Часть 45 из 64 В начало
Для доступа к библиотеке пройдите авторизацию
– Постараюсь вам не повредить, – сказал он успокаивающе и подоткнул под нее простыню. – Давайте-ка посмотрим, сумеете ли вы держаться за мою шею.
Мелани попробовала, но руки бессильно упали. Тогда он наклонился, подсунул одну руку ей под плечи, другую – под колени и осторожно ее поднял. Она не вскрикнула, не застонала, но Скарлетт видела, что она закусила губы и побледнела даже еще больше прежнего. Высоко держа лампу, чтобы Ретту хорошо было видно, Скарлетт пошла к двери, и в это время Мелани повела дрожащей рукой куда-то в сторону стены.
– Что там такое? – мягко спросил Ретт.
– Пожалуйста, – прошептала Мелани, пытаясь показать. – Чарлз.
Ретт смотрел на нее так, словно подозревал, что она в горячечном бреду, однако Скарлетт все поняла и разозлилась. Мелани понадобился дагерротип Чарлза, что висел на стене под его саблей и пистолетом.
– Пожалуйста, – опять прошелестела Мелани. – Саблю.
– О, хорошо, – сказала Скарлетт и, посветив Ретту на лестнице, вернулась снять с крюков саблю и пистолетную кобуру с портупеей. Не очень-то будет удобно тащить все это, имея в руках младенца и лампу. В этом вся Мелани – ее ничуть не волнует, что сама она, можно сказать, при смерти и что янки уже висят на хвосте, зато она ужасно тревожится из-за вещей Чарлза.
Снимая дагерротип, Скарлетт бросила мимолетный взгляд на лицо Чарлза. Большие карие глаза встретились с ее глазами, и она замешкалась, с любопытством всматриваясь в портрет. Этот человек был ее мужем, он несколько ночей провел рядом с нею и дал ей ребенка с такими же, как у него самого, нежными карими глазами. А она с трудом вспоминает его облик.
Младенец у нее на руках размахивал маленькими кулачками, тихонько посапывал и попискивал, она посмотрела на него, впервые полностью осознавая, что это ребенок Эшли, и внезапно отчаянно захотела, всеми силами души, чтобы это было ее дитя, ее и Эшли.

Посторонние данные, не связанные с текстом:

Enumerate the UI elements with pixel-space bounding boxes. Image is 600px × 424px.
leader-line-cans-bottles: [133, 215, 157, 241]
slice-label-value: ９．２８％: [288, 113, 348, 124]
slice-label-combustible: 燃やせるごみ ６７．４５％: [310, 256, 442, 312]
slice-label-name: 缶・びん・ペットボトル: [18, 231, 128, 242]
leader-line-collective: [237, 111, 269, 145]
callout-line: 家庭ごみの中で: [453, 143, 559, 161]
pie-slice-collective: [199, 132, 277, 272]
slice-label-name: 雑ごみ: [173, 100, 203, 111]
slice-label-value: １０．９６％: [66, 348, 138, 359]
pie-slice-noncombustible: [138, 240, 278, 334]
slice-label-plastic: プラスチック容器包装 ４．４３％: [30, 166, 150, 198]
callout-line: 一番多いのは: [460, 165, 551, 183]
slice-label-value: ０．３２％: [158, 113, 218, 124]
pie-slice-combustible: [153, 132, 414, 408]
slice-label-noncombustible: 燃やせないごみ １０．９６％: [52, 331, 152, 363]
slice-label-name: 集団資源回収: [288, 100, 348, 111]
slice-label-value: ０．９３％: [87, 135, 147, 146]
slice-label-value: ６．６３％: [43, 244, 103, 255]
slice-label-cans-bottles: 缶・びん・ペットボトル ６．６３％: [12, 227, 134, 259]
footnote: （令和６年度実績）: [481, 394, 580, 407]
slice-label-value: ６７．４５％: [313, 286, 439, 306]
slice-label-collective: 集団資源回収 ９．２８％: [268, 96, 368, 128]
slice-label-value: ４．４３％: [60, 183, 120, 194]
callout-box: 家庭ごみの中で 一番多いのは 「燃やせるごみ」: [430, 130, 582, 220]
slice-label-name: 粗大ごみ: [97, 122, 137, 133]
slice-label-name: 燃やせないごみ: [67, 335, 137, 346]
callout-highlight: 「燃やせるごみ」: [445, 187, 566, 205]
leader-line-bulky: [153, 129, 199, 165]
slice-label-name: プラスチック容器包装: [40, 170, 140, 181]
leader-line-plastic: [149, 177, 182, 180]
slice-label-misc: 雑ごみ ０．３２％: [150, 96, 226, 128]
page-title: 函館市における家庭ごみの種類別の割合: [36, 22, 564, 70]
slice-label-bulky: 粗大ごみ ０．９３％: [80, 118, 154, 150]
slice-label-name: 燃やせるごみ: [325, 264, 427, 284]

Присси вприпрыжку поднялась по лестнице, и Скарлетт передала ей ребенка. Они торопливо спустились; лампа отбрасывала на стены неровные, качающиеся тени. В передней Скарлетт заметила шляпку и в спешке нахлобучила ее себе на голову, завязав ленты под подбородком. Это была черная траурная шляпка Мелани и не годилась Скарлетт по размеру, но она не могла вспомнить, куда подевала свою собственную.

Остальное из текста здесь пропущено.